Tomma Abts: A Delicate Dance Of Colours And Shapes – Edward Lucie-Smith

Tomma Abts

The Tomma Abts show at the Serpentine Sackler marks another step forward in reputation for this German-born but British-resident painter, who has lived and worked in London since 1995, and who won the Turner Prize in 2006. Despite this notable success, Abts has remained somewhat under the radar here in London. This exhibition is her first solo at any UK public institution, though, as acknowledgements in the Serpentine Sackler catalogue demonstrate, her work is liked by an international spectrum of private collectors. Abts is not young – she was born in 1964. Her reputation has been one of slow but steady growth.

‘Tomma Abts work tells us that abstraction in art is no big deal’ – ELS

Looking around the walls, it is easy to see why this is so. The paintings – there are also some wall-reliefs reliefs based on them – are nearly all quite small. Abts usually works to just one format, 48 x 38 cm. Quite sparsely hung at regular intervals along the gallery’s white walls, you have to step up close to examine them. These are civilised, unassertive works that would fit very well into any kind of domestic setting. Even the hues are quiet. These are things that whisper to you, rather than shout at you. They would be completely lost in the hurly-burly of the Royal Academy’s current 250th-anniversary exhibition. In fact, it is not going too far to say that this is art that deliberately avoids having any kind of public presence.

Tomma Abts
Tomma Abts

Given the context – what’s on elsewhere in London – it is hard to avoid making a comparison with another painter who swam against the prevailing current: Howard Hodgkin’s late works, on view at Gagosian Grosvenor Hill. Hodgkin’s chosen formats were often just as small as those adopted by Abts. I was left wondering why her paintings consistently work well for me, while dinky little Hodgkin abstracts almost invariably don’t.

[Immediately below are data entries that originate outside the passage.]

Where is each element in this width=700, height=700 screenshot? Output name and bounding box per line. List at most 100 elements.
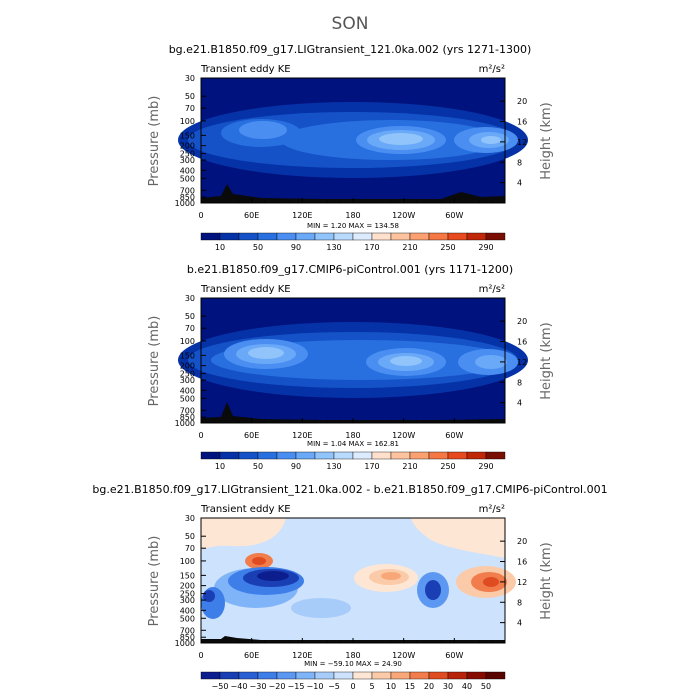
y-right-tick-label: 20 bbox=[517, 97, 527, 106]
colorbar-swatch bbox=[276, 451, 297, 460]
colorbar-swatch bbox=[200, 232, 221, 241]
y-right-tick-label: 16 bbox=[517, 118, 527, 127]
y-tick-label: 50 bbox=[185, 532, 195, 541]
colorbar-label: 50 bbox=[481, 682, 491, 691]
colorbar-swatch bbox=[257, 671, 278, 680]
y-tick-label: 30 bbox=[185, 294, 195, 303]
y-right-tick-label: 8 bbox=[517, 378, 522, 387]
colorbar-label: 30 bbox=[443, 682, 453, 691]
y-tick-label: 50 bbox=[185, 312, 195, 321]
x-tick-label: 60E bbox=[244, 431, 259, 440]
colorbar-swatch bbox=[333, 451, 354, 460]
panel-2-topography bbox=[201, 402, 505, 423]
y-right-tick-label: 12 bbox=[517, 138, 527, 147]
y-tick-label: 200 bbox=[180, 142, 195, 151]
x-tick-label: 180 bbox=[345, 431, 360, 440]
colorbar-swatch bbox=[352, 671, 373, 680]
y-tick-label: 150 bbox=[180, 131, 195, 140]
colorbar-swatch bbox=[466, 451, 487, 460]
y-tick-label: 250 bbox=[180, 590, 195, 599]
y-tick-label: 300 bbox=[180, 596, 195, 605]
y-tick-label: 100 bbox=[180, 557, 195, 566]
x-tick-label: 180 bbox=[345, 651, 360, 660]
y-right-tick-label: 4 bbox=[517, 619, 522, 628]
colorbar-swatch bbox=[257, 232, 278, 241]
panel-1-units: m²/s² bbox=[479, 64, 505, 75]
colorbar-swatch bbox=[466, 232, 487, 241]
colorbar-label: 290 bbox=[478, 462, 493, 471]
panel-2-field-label: Transient eddy KE bbox=[200, 284, 291, 295]
y-tick-label: 70 bbox=[185, 544, 195, 553]
panel-3-contour-band bbox=[252, 557, 266, 565]
y-tick-label: 30 bbox=[185, 514, 195, 523]
colorbar-swatch bbox=[333, 232, 354, 241]
y-tick-label: 250 bbox=[180, 150, 195, 159]
colorbar-swatch bbox=[314, 232, 335, 241]
y-tick-label: 700 bbox=[180, 186, 195, 195]
colorbar-label: 0 bbox=[350, 682, 355, 691]
y-right-tick-label: 12 bbox=[517, 578, 527, 587]
colorbar-swatch bbox=[276, 671, 297, 680]
y-tick-label: 400 bbox=[180, 166, 195, 175]
y-tick-label: 700 bbox=[180, 626, 195, 635]
x-tick-label: 60W bbox=[445, 431, 463, 440]
colorbar-swatch bbox=[219, 451, 240, 460]
colorbar-label: −50 bbox=[212, 682, 229, 691]
colorbar-swatch bbox=[485, 232, 506, 241]
y-right-tick-label: 8 bbox=[517, 158, 522, 167]
colorbar-label: 20 bbox=[424, 682, 434, 691]
panel-2-contour-band bbox=[475, 355, 507, 369]
y-tick-label: 100 bbox=[180, 337, 195, 346]
panel-3-contour-band bbox=[257, 571, 289, 581]
x-tick-label: 180 bbox=[345, 211, 360, 220]
colorbar-label: −5 bbox=[328, 682, 340, 691]
y-tick-label: 500 bbox=[180, 394, 195, 403]
colorbar-label: 90 bbox=[291, 462, 301, 471]
panel-3-contour-band bbox=[201, 518, 286, 550]
x-tick-label: 0 bbox=[198, 431, 203, 440]
colorbar-swatch bbox=[200, 451, 221, 460]
colorbar-swatch bbox=[371, 232, 392, 241]
y-tick-label: 1000 bbox=[175, 639, 195, 648]
colorbar-swatch bbox=[352, 451, 373, 460]
panel-1-ylabel-right: Height (km) bbox=[539, 102, 554, 179]
y-right-tick-label: 4 bbox=[517, 399, 522, 408]
colorbar-swatch bbox=[371, 451, 392, 460]
panel-1-stats: MIN = 1.20 MAX = 134.58 bbox=[307, 222, 399, 230]
panel-3-ylabel-right: Height (km) bbox=[539, 542, 554, 619]
colorbar-label: −30 bbox=[250, 682, 267, 691]
y-right-tick-label: 20 bbox=[517, 317, 527, 326]
colorbar-swatch bbox=[466, 671, 487, 680]
y-tick-label: 70 bbox=[185, 104, 195, 113]
y-tick-label: 1000 bbox=[175, 419, 195, 428]
colorbar-swatch bbox=[238, 232, 259, 241]
panel-1-contour-band bbox=[379, 133, 423, 145]
x-tick-label: 120E bbox=[292, 431, 312, 440]
panel-2-title: b.e21.B1850.f09_g17.CMIP6-piControl.001 … bbox=[187, 263, 513, 276]
x-tick-label: 120W bbox=[392, 211, 415, 220]
colorbar-label: 40 bbox=[462, 682, 472, 691]
panel-2-units: m²/s² bbox=[479, 284, 505, 295]
y-tick-label: 150 bbox=[180, 351, 195, 360]
y-right-tick-label: 16 bbox=[517, 338, 527, 347]
panel-3-plot-area bbox=[201, 518, 516, 643]
x-tick-label: 0 bbox=[198, 211, 203, 220]
colorbar-swatch bbox=[428, 671, 449, 680]
y-tick-label: 850 bbox=[180, 193, 195, 202]
colorbar-label: 130 bbox=[326, 243, 341, 252]
colorbar-swatch bbox=[390, 451, 411, 460]
y-tick-label: 850 bbox=[180, 633, 195, 642]
colorbar-label: 50 bbox=[253, 243, 263, 252]
y-tick-label: 1000 bbox=[175, 199, 195, 208]
x-tick-label: 120W bbox=[392, 651, 415, 660]
y-tick-label: 500 bbox=[180, 614, 195, 623]
y-tick-label: 150 bbox=[180, 571, 195, 580]
colorbar-swatch bbox=[333, 671, 354, 680]
panel-3-contour-band bbox=[291, 598, 351, 618]
x-tick-label: 120W bbox=[392, 431, 415, 440]
panel-1: bg.e21.B1850.f09_g17.LIGtransient_121.0k… bbox=[147, 43, 554, 252]
y-tick-label: 850 bbox=[180, 413, 195, 422]
panel-1-field-label: Transient eddy KE bbox=[200, 64, 291, 75]
y-tick-label: 300 bbox=[180, 376, 195, 385]
colorbar-swatch bbox=[447, 232, 468, 241]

The information one gets about the kind of creative methods adopted by these two painters seem to indicate that their respective works, though very different in appearance, have evolved in rather similar ways. In both cases the process was, one is informed, open-ended. The artist did not begin by envisaging a specific, pre-planned result. What one now sees on the painted surface was a thing of slow growth, which gradually acquired a life of its own.

The difference, it seems to me, is that Abts’ small compositions look constructed, while Hodgkin’s small late paintings resist any interpretation of that kind. In his case, the message conveyed by the abstract swooshes and splotches is a constant assertion of the delicacy of the artist’s sensibility. In the end, you rebel, and think “Stop muttering to yourself – you’ve got to give me a bit more than this’.

The fact is that purely abstract art – art which refuses any hint of representation, which exists on being looked at without reference to the contingent world of things – is currently very much under challenge. This, after its victory, seemed, not so long ago, complete.

In recent memory, for example, criticism blanked out the political content of American Abstract Expressionism. The way in which it offered a completely different view of the world from Communist Socialist Realism – one in which the individual movements of the psyche challenged the collective will.

After this came a different kind of abstraction – the Minimalism which offered a critique of Pop Art. “Our willed banality,” the Minimalists asserted, “is intellectually superior to the vulgar banality of Pop.”

Abts does not make assertions of this kind. Her work tells us that abstraction in art is no big deal. It offers pleasure by asking us to take part in a delicate dance of colours and shapes. Each painting is a small world, independent in its own right. One sign of this, not I think noted in other commentaries I’ve seen about her work, is the frequent presence of a third dimension. The forms seem to dance, independent of the ground against which they have been placed. This is not Op Art, in any crudely specific sense, but it subtly shifts and moves as you look, then look again. That’s enough to keep you coming back.